Steady-state serum drospirenone levels in women with mild renal impairment (creatinine clearance CLcr 50-80 ml / min) are comparable to those in women with normal renal function. Serum levels of drospirenone are on average 37% higher in women with moderate renal impairment (CLcr 30-50 mL / min) than in women with normal renal function. Drospirenone treatment is also well tolerated by women with mild to moderate renal impairment. Treatment with drospirenone shows no clinically significant effect on serum potassium concentration.

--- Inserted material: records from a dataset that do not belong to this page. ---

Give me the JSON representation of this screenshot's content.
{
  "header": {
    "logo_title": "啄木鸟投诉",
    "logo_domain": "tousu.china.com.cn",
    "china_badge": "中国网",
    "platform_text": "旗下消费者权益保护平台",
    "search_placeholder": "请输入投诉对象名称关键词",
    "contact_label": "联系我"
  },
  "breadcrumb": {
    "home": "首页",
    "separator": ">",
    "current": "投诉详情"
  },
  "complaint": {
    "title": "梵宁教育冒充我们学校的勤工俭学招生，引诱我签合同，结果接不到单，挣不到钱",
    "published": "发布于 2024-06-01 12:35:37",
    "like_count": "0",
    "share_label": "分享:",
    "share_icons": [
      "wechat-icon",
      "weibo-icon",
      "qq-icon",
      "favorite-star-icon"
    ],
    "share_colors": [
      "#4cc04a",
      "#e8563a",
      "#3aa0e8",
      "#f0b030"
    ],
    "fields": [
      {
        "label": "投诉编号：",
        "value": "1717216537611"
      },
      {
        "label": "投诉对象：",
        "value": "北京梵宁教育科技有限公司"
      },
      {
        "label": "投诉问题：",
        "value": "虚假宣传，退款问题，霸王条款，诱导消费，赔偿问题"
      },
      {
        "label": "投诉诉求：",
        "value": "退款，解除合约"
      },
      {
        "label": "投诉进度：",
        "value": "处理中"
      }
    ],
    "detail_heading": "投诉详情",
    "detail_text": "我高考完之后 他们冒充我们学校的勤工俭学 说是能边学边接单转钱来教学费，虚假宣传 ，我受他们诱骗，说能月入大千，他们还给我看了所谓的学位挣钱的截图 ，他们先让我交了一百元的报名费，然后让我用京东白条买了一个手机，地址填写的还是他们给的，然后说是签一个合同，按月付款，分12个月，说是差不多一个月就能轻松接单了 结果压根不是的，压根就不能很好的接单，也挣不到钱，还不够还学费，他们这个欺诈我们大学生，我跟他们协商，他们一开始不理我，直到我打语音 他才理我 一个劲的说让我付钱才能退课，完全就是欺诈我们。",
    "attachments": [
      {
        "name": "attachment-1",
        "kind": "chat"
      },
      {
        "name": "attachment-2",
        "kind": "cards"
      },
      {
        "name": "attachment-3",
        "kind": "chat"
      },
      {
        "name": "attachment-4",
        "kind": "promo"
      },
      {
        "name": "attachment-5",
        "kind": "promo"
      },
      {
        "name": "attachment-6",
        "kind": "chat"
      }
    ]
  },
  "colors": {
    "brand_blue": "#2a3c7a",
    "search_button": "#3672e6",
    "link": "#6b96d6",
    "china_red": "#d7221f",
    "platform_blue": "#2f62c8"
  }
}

Effect of impaired liver function

In a single dose study, oral clearance (CL / F) was reduced by approximately 50% in volunteers with moderate hepatic impairment compared to those with normal hepatic function. The reduction in drospirenone clearance observed in volunteers with moderate hepatic impairment does not translate into apparent differences in serum potassium concentrations. Even in the presence of diabetes and concomitant treatment with spironolactone (two factors that can predispose a patient to hyperkalaemia), no increase in serum potassium concentrations above the upper limit of the normal range was observed. It can be concluded that drospirenone it is well tolerated in patients with mild to moderate hepatic impairment (Child-Pugh B).

Ethnic groups

No clinically relevant differences in the pharmacokinetics of drospirenone or ethinylestradiol were observed between Japanese and Caucasian women.

Ethinylestradiol

Absorption

Orally administered ethinylestradiol is rapidly and completely absorbed. Peak serum concentrations of 33 pg / ml are achieved within 1-2 hours of a single oral administration. Absolute bioavailability, resulting from presystemic conjugation and metabolism of first pass, it is about 60%. Concomitant food intake reduced the bioavailability of ethinylestradiol in about 25% of the subjects studied while in the others no change was observed.

Distribution

Serum ethinylestradiol levels decrease in two phases and the terminal disposition phase is characterized by a "half-life of approximately 24 hours." Ethinylestradiol is highly but not specifically bound to serum albumin (approximately 98.5%) and induces an increase in serum concentrations of SHBG and corticoid binding globulin (CBG) An apparent volume of distribution of approximately 5 L / kg was determined.

Metabolism

Ethinylestradiol is subject to presystemic conjugation in the mucosa of the small intestine and liver. Ethinylestradiol is metabolised mainly by aromatic hydroxylation but a wide variety of hydroxylated and methylated metabolites are formed which are present as free metabolites and as conjugates with glucuronides and sulfates The metabolic clearance rate of ethinylestradiol is approximately 5 ml / min / kg.

Elimination

Ethinylestradiol is not significantly excreted in unchanged form. The metabolites of ethinylestradiol are excreted at a urine / bile ratio of 4/6. The half-life of metabolite excretion is approximately 1 day.

Steady state conditions

Steady-state conditions are achieved during the second half of a treatment cycle and serum levels of ethinylestradiol accumulate by a factor of approximately 2.0-2.3.

05.3 Preclinical safety data

In laboratory animals, the effects of drospirenone and ethinylestradiol were limited to those associated with known pharmacological action. In particular, reproductive toxicity studies revealed embryotoxic and foetotoxic effects in animals, considered to be species specific. Effects on sexual differentiation were observed in rat but not monkey fetuses at exposure levels above those of Drosurelle users.